Bila kita tidak tekun
melaksanakan Tri Sandhya berarti kita tidak secara sungguh-sungguh mengamalkan
ajaran yang terkandung dalam kitab suci Weda. Banyak hambatan yang dialami mengapa seseorang tidak tekun
melaksanakan puja atau sembahyang Tri Sandhya, beberapa hambatan tersebut
diantaranya karena kurang memahami makna yang terkandung dalam melaksanakan
puja Tri Sandhya karena enggan, sebab belum terbiasa (abhyasa), bahasanya tidak
atau kurang dipahami dan lain sebagainya.
Makna
Yang Terkandung Dalam Puja Tri Sandhya
Ketika pertempuran di medan perang
Kurusetra akan dimulai, Sri Kresna bersabda kepada Arjuna, “bahwa diantara
seluruh jenis yadnya, yadnya pengetahuanlah yang paling utama, sebab yadnya
tersebut mampu menyelamatkan diri seseorang dari lautan kelahiran dan
kematian”. Sri” Kresna juga mengumandangkan dalam gita IV. 36 Walaupun engkau
dianggap sebagai orang yang paling berdosa di antara semua orang yang berdosa,
namun apabila engkau berada di dalam kapal pengetahuan rohani, engkau akan
dapat menyeberangi lautan kesengsaraan.”. Dari sabda dan sloka ini ditegaskan
bahwa melalui ilmu pengetahuanlah ‘keharmonisan’ akan tercapai.

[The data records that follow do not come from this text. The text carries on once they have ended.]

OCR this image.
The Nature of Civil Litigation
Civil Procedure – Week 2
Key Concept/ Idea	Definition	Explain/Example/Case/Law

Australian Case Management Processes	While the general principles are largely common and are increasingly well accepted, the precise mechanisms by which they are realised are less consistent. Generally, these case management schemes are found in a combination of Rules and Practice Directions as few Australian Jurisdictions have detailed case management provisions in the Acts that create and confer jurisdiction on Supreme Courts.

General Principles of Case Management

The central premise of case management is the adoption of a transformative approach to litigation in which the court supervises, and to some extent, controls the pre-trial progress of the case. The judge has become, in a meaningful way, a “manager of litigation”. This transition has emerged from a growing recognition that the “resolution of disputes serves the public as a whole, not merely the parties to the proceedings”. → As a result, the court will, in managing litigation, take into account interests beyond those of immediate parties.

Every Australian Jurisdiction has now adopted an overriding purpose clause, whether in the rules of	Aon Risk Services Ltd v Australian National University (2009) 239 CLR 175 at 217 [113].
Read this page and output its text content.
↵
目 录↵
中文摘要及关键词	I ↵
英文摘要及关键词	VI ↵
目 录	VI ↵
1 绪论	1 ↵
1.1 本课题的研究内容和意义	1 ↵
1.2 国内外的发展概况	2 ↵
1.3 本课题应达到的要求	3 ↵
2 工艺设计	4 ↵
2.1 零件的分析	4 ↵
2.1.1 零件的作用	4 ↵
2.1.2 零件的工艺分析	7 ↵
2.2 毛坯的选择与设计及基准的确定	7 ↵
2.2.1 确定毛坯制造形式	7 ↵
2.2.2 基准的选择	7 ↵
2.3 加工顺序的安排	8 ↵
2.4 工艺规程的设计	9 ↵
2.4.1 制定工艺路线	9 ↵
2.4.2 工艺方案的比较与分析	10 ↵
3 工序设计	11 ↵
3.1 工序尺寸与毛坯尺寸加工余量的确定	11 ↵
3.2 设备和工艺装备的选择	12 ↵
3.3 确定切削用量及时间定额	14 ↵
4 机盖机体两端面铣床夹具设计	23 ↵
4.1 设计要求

Jika ulasan di atas dikaitkan
dengan mantra ‘Puja Tri Sandhya’ maka akan ditemukan esensinya, yakni mantra
yang ada di dalam ‘Puja Tri Sandhya’ merupakan salah satu ilmu pengetahuan suci
yang harus diketahui oleh semua pihak yang esensinya sampai saat ini belum
banyak diketahui orang. Puja Tri Sandhya merupakan ibu mantra dan intisari dari
seluruh mantra-mantra Weda yang mampu membawa umat manusia menuju ke arah
peningkatan kualitas diri. Mantra Puja Tri Sandhya merupakan media yang paling
sesuai digunakan pada zaman Kali, di mana manusia dalam waktu hidup yang
singkat harus berlomba dengan waktu demi memenuhi kebutuhan jasmaninya sehingga
manusia tak punya banyak waktu untuk memenuhi kebutuhan rohani seperti yang
dilakukan oleh Mahārsi terdahulu sebagai contoh melakukan tapa yang cukup lama.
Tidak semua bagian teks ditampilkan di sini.